Так он шагает, и когда приходит в Альт‑Моабит, уже половина двенадцатого. Он осматривается, откуда бы позвонить подешевле, но потом все же заходит в ближайшую пивную и спрашивает кружку пива. Он будет пить ее медленно‑медленно, выкурит пару сигарет и потом только пойдет звонить, потому что как раз тогда истекут остающиеся до полуночи полчаса.

Но не успели принести пиво, как он уже вскакивает и бежит к телефонной будке. Монета у него давно зажата в кулаке — да, да, давно держит в кулаке — и он вызывает Моабит 8650.

Сначала отвечает мужской голос, и Пиннеберг просит родильное отделение. Затем проходит долгая пауза, и женский голос спрашивает:

— Алло! Господин Пиннеберг?

— Да, сестра. Скажите, пожалуйста…

— Двадцать минут назад. Все прошло благополучно. Ребенок здоров, мать здорова. Поздравляю вас.

— О, как чудесно, большое спасибо, сестра, большое спасибо!

У Пиннеберга сразу сделалось отличное настроение, словно у него камень с души свалился, так он рад.

— А кто родился?

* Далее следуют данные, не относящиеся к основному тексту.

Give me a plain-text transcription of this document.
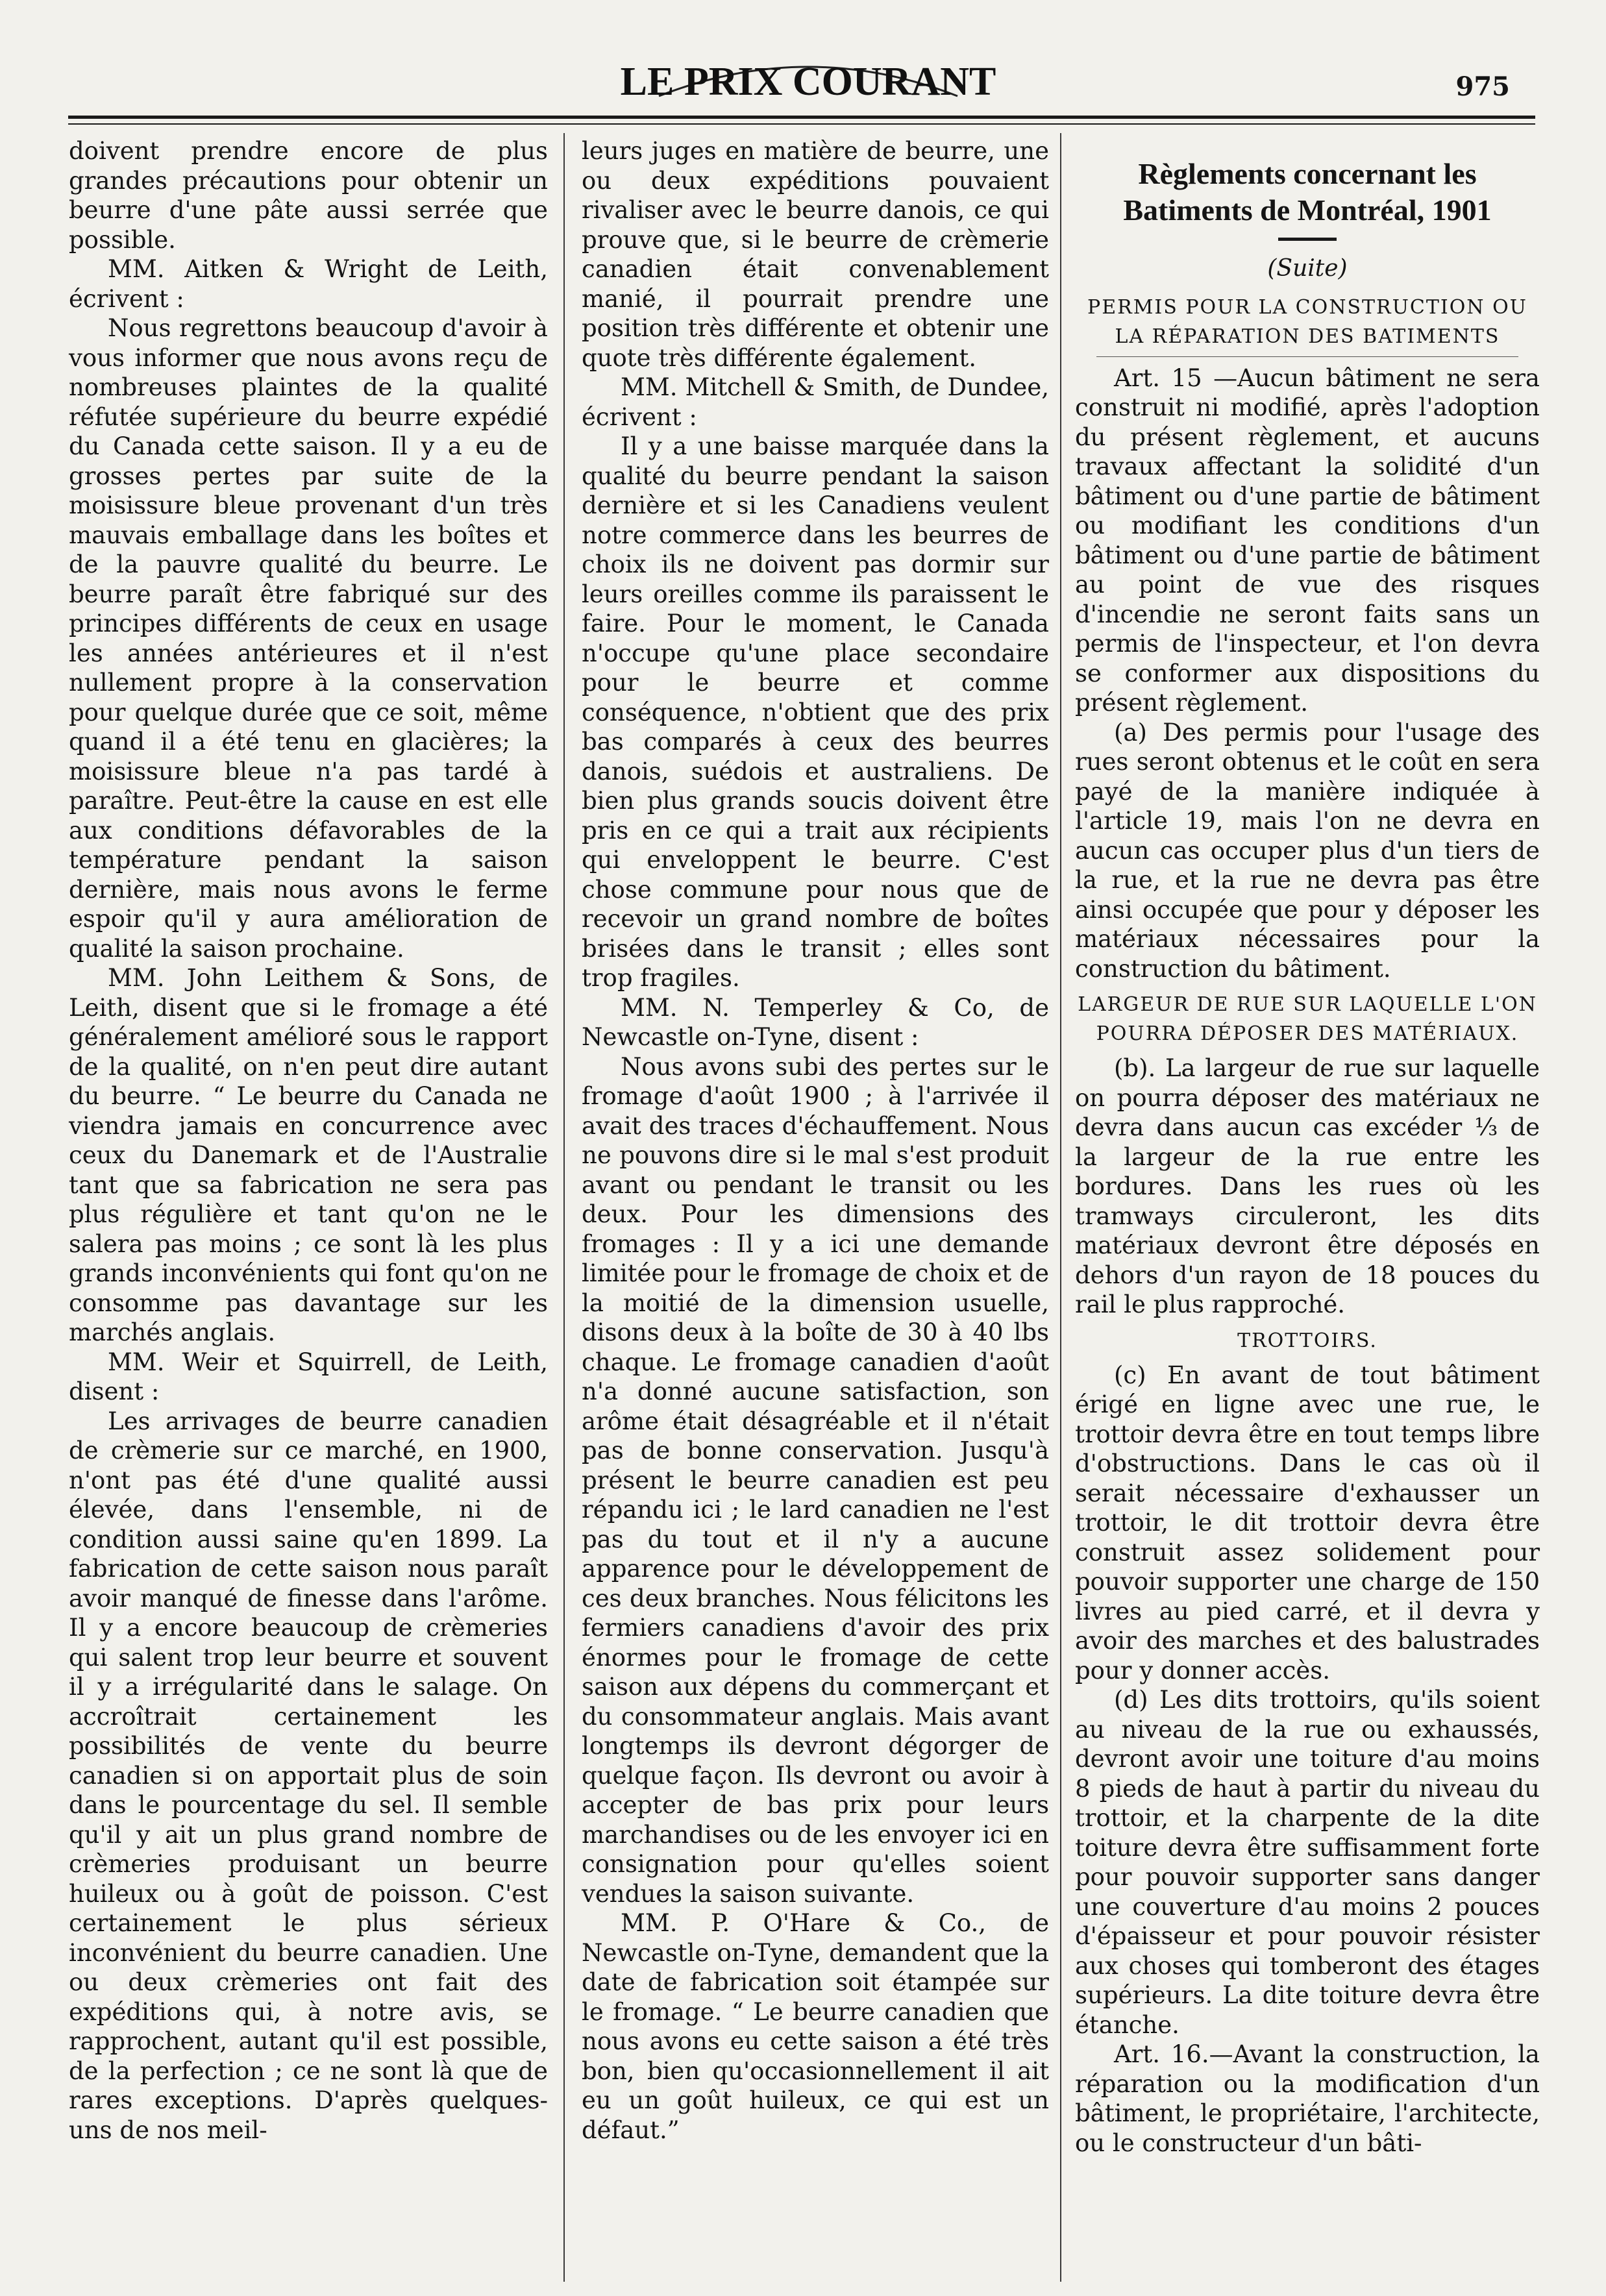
LE PRIX COURANT	975

doivent prendre encore de plus grandes précautions pour obtenir un beurre d'une pâte aussi serrée que possible.

MM. Aitken & Wright de Leith, écrivent :

Nous regrettons beaucoup d'avoir à vous informer que nous avons reçu de nombreuses plaintes de la qualité réfutée supérieure du beurre expédié du Canada cette saison. Il y a eu de grosses pertes par suite de la moisissure bleue provenant d'un très mauvais emballage dans les boîtes et de la pauvre qualité du beurre. Le beurre paraît être fabriqué sur des principes différents de ceux en usage les années antérieures et il n'est nullement propre à la conservation pour quelque durée que ce soit, même quand il a été tenu en glacières; la moisissure bleue n'a pas tardé à paraître. Peut-être la cause en est elle aux conditions défavorables de la température pendant la saison dernière, mais nous avons le ferme espoir qu'il y aura amélioration de qualité la saison prochaine.

MM. John Leithem & Sons, de Leith, disent que si le fromage a été généralement amélioré sous le rapport de la qualité, on n'en peut dire autant du beurre. “ Le beurre du Canada ne viendra jamais en concurrence avec ceux du Danemark et de l'Australie tant que sa fabrication ne sera pas plus régulière et tant qu'on ne le salera pas moins ; ce sont là les plus grands inconvénients qui font qu'on ne consomme pas davantage sur les marchés anglais.

MM. Weir et Squirrell, de Leith, disent :

Les arrivages de beurre canadien de crèmerie sur ce marché, en 1900, n'ont pas été d'une qualité aussi élevée, dans l'ensemble, ni de condition aussi saine qu'en 1899. La fabrication de cette saison nous paraît avoir manqué de finesse dans l'arôme. Il y a encore beaucoup de crèmeries qui salent trop leur beurre et souvent il y a irrégularité dans le salage. On accroîtrait certainement les possibilités de vente du beurre canadien si on apportait plus de soin dans le pourcentage du sel. Il semble qu'il y ait un plus grand nombre de crèmeries produisant un beurre huileux ou à goût de poisson. C'est certainement le plus sérieux inconvénient du beurre canadien. Une ou deux crèmeries ont fait des expéditions qui, à notre avis, se rapprochent, autant qu'il est possible, de la perfection ; ce ne sont là que de rares exceptions. D'après quelques-uns de nos meil-

leurs juges en matière de beurre, une ou deux expéditions pouvaient rivaliser avec le beurre danois, ce qui prouve que, si le beurre de crèmerie canadien était convenablement manié, il pourrait prendre une position très différente et obtenir une quote très différente également.

MM. Mitchell & Smith, de Dundee, écrivent :

Il y a une baisse marquée dans la qualité du beurre pendant la saison dernière et si les Canadiens veulent notre commerce dans les beurres de choix ils ne doivent pas dormir sur leurs oreilles comme ils paraissent le faire. Pour le moment, le Canada n'occupe qu'une place secondaire pour le beurre et comme conséquence, n'obtient que des prix bas comparés à ceux des beurres danois, suédois et australiens. De bien plus grands soucis doivent être pris en ce qui a trait aux récipients qui enveloppent le beurre. C'est chose commune pour nous que de recevoir un grand nombre de boîtes brisées dans le transit ; elles sont trop fragiles.

MM. N. Temperley & Co, de Newcastle on-Tyne, disent :

Nous avons subi des pertes sur le fromage d'août 1900 ; à l'arrivée il avait des traces d'échauffement. Nous ne pouvons dire si le mal s'est produit avant ou pendant le transit ou les deux. Pour les dimensions des fromages : Il y a ici une demande limitée pour le fromage de choix et de la moitié de la dimension usuelle, disons deux à la boîte de 30 à 40 lbs chaque. Le fromage canadien d'août n'a donné aucune satisfaction, son arôme était désagréable et il n'était pas de bonne conservation. Jusqu'à présent le beurre canadien est peu répandu ici ; le lard canadien ne l'est pas du tout et il n'y a aucune apparence pour le développement de ces deux branches. Nous félicitons les fermiers canadiens d'avoir des prix énormes pour le fromage de cette saison aux dépens du commerçant et du consommateur anglais. Mais avant longtemps ils devront dégorger de quelque façon. Ils devront ou avoir à accepter de bas prix pour leurs marchandises ou de les envoyer ici en consignation pour qu'elles soient vendues la saison suivante.

MM. P. O'Hare & Co., de Newcastle on-Tyne, demandent que la date de fabrication soit étampée sur le fromage. “ Le beurre canadien que nous avons eu cette saison a été très bon, bien qu'occasionnellement il ait eu un goût huileux, ce qui est un défaut.”

Règlements concernant les Batiments de Montréal, 1901
(Suite)
PERMIS POUR LA CONSTRUCTION OU LA RÉPARATION DES BATIMENTS

Art. 15 —Aucun bâtiment ne sera construit ni modifié, après l'adoption du présent règlement, et aucuns travaux affectant la solidité d'un bâtiment ou d'une partie de bâtiment ou modifiant les conditions d'un bâtiment ou d'une partie de bâtiment au point de vue des risques d'incendie ne seront faits sans un permis de l'inspecteur, et l'on devra se conformer aux dispositions du présent règlement.

(a) Des permis pour l'usage des rues seront obtenus et le coût en sera payé de la manière indiquée à l'article 19, mais l'on ne devra en aucun cas occuper plus d'un tiers de la rue, et la rue ne devra pas être ainsi occupée que pour y déposer les matériaux nécessaires pour la construction du bâtiment.

LARGEUR DE RUE SUR LAQUELLE L'ON POURRA DÉPOSER DES MATÉRIAUX.

(b). La largeur de rue sur laquelle on pourra déposer des matériaux ne devra dans aucun cas excéder ⅓ de la largeur de la rue entre les bordures. Dans les rues où les tramways circuleront, les dits matériaux devront être déposés en dehors d'un rayon de 18 pouces du rail le plus rapproché.

TROTTOIRS.

(c) En avant de tout bâtiment érigé en ligne avec une rue, le trottoir devra être en tout temps libre d'obstructions. Dans le cas où il serait nécessaire d'exhausser un trottoir, le dit trottoir devra être construit assez solidement pour pouvoir supporter une charge de 150 livres au pied carré, et il devra y avoir des marches et des balustrades pour y donner accès.

(d) Les dits trottoirs, qu'ils soient au niveau de la rue ou exhaussés, devront avoir une toiture d'au moins 8 pieds de haut à partir du niveau du trottoir, et la charpente de la dite toiture devra être suffisamment forte pour pouvoir supporter sans danger une couverture d'au moins 2 pouces d'épaisseur et pour pouvoir résister aux choses qui tomberont des étages supérieurs. La dite toiture devra être étanche.

Art. 16.—Avant la construction, la réparation ou la modification d'un bâtiment, le propriétaire, l'architecte, ou le constructeur d'un bâti-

Мальчик или девочка?

— Очень сожалею, господин Пиннеберг, — говорит сестра на том конце провода, — очень сожалею, но этого я вам не могу сказать, не имею права.

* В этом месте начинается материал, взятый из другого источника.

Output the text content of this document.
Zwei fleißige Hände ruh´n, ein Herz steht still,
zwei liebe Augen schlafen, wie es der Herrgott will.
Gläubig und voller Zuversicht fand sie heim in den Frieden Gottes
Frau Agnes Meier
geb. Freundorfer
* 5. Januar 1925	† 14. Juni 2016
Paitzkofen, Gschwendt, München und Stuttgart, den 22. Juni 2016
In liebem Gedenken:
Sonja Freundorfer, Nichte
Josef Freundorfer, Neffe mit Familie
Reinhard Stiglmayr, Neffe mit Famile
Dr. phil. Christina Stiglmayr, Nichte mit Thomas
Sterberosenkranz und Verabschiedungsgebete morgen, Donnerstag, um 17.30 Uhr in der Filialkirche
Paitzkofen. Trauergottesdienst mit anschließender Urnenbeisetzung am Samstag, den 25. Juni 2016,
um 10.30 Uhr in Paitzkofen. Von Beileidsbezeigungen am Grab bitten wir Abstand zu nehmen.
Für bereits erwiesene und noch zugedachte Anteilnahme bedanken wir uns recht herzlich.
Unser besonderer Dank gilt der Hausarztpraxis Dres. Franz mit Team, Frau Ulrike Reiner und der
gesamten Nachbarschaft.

Пиннеберга как обухом по голове хватили.

— То есть как это так, сестра? Ведь я же отец, мне‑то вы можете сказать!

— Не могу, господин Пиннеберг, полагается, чтобы мать сама сказала отцу.

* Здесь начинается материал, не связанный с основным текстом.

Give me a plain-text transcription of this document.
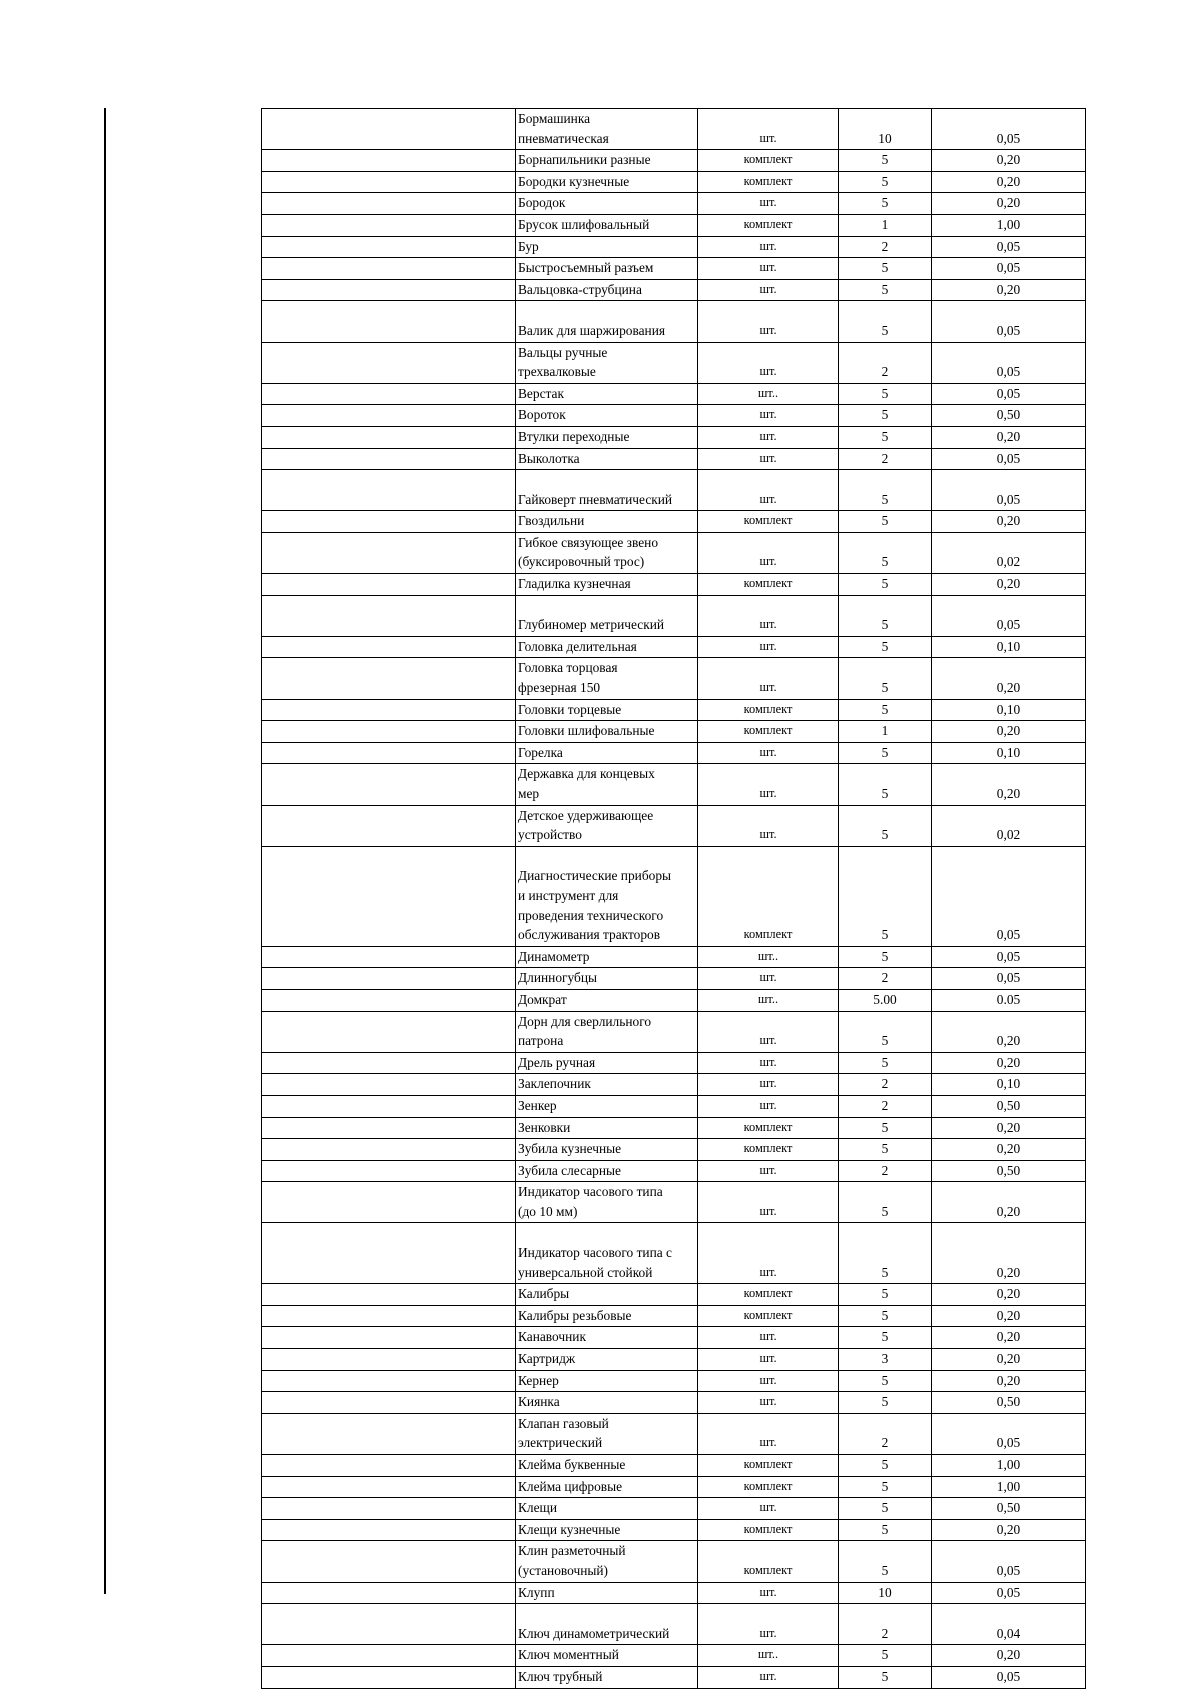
	Бормашинка
пневматическая	шт.	10	0,05
	Борнапильники разные	комплект	5	0,20
	Бородки кузнечные	комплект	5	0,20
	Бородок	шт.	5	0,20
	Брусок шлифовальный	комплект	1	1,00
	Бур	шт.	2	0,05
	Быстросъемный разъем	шт.	5	0,05
	Вальцовка-струбцина	шт.	5	0,20

Валик для шаржирования	шт.	5	0,05
	Вальцы ручные
трехвалковые	шт.	2	0,05
	Верстак	шт..	5	0,05
	Вороток	шт.	5	0,50
	Втулки переходные	шт.	5	0,20
	Выколотка	шт.	2	0,05

Гайковерт пневматический	шт.	5	0,05
	Гвоздильни	комплект	5	0,20
	Гибкое связующее звено
(буксировочный трос)	шт.	5	0,02
	Гладилка кузнечная	комплект	5	0,20

Глубиномер метрический	шт.	5	0,05
	Головка делительная	шт.	5	0,10
	Головка торцовая
фрезерная 150	шт.	5	0,20
	Головки торцевые	комплект	5	0,10
	Головки шлифовальные	комплект	1	0,20
	Горелка	шт.	5	0,10
	Державка для концевых
мер	шт.	5	0,20
	Детское удерживающее
устройство	шт.	5	0,02

Диагностические приборы
и инструмент для
проведения технического
обслуживания тракторов	комплект	5	0,05
	Динамометр	шт..	5	0,05
	Длинногубцы	шт.	2	0,05
	Домкрат	шт..	5.00	0.05
	Дорн для сверлильного
патрона	шт.	5	0,20
	Дрель ручная	шт.	5	0,20
	Заклепочник	шт.	2	0,10
	Зенкер	шт.	2	0,50
	Зенковки	комплект	5	0,20
	Зубила кузнечные	комплект	5	0,20
	Зубила слесарные	шт.	2	0,50
	Индикатор часового типа
(до 10 мм)	шт.	5	0,20

Индикатор часового типа с
универсальной стойкой	шт.	5	0,20
	Калибры	комплект	5	0,20
	Калибры резьбовые	комплект	5	0,20
	Канавочник	шт.	5	0,20
	Картридж	шт.	3	0,20
	Кернер	шт.	5	0,20
	Киянка	шт.	5	0,50
	Клапан газовый
электрический	шт.	2	0,05
	Клейма буквенные	комплект	5	1,00
	Клейма цифровые	комплект	5	1,00
	Клещи	шт.	5	0,50
	Клещи кузнечные	комплект	5	0,20
	Клин разметочный
(установочный)	комплект	5	0,05
	Клупп	шт.	10	0,05

Ключ динамометрический	шт.	2	0,04
	Ключ моментный	шт..	5	0,20
	Ключ трубный	шт.	5	0,05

— Вот оно что! — говорит Пиннеберг, совершенно пришибленный такой предусмотрительностью. — А можно мне сейчас к ней прийти?

— Еще чего вздумали? Сейчас у вашей жены врач. Завтра утром, в восемь часов.

С этими словами сестра вешает трубку — говорит напоследок: «Спокойной ночи, господин Пиннеберг», — и вешает трубку. Иоганнес Пиннеберг лунатиком выходит из будки и, не соображая, где он находится, марш‑марш прямехонько к выходу; он так бы и ушел, если бы кельнер не поймал его за руку и не сказал:

— Послушайте, молодой человек! А как же пиво? Получить с вас следует.

Тут Пиннеберг приходит в себя и очень вежливо говорит:

— Ах, простите!

Он садится за свой столик, отхлебывает глоток и, видя, что кельнер все еще сердито на него смотрит, повторяет:

— Простите, пожалуйста, мне только что сообщили, что я стал отцом.

— Вот те на! — восклицает кельнер. — Есть от чего очуметь! Мальчик или девочка?

— Мальчик! — смело говорит Пиннеберг: ведь нельзя же в самом деле расписаться в своей неосведомленности.

— Ну конечно! — говорит кельнер. — Это уж всегда так: что дороже обходится, то и достается. Иначе и быть не может. — Потом еще раз бросает взгляд на не вполне очухавшегося Пиннеберга — он все еще ничего не понял — и говорит: — Ладно уж., выставляю вам эту кружку, чтобы хоть как‑то возместить ущерб.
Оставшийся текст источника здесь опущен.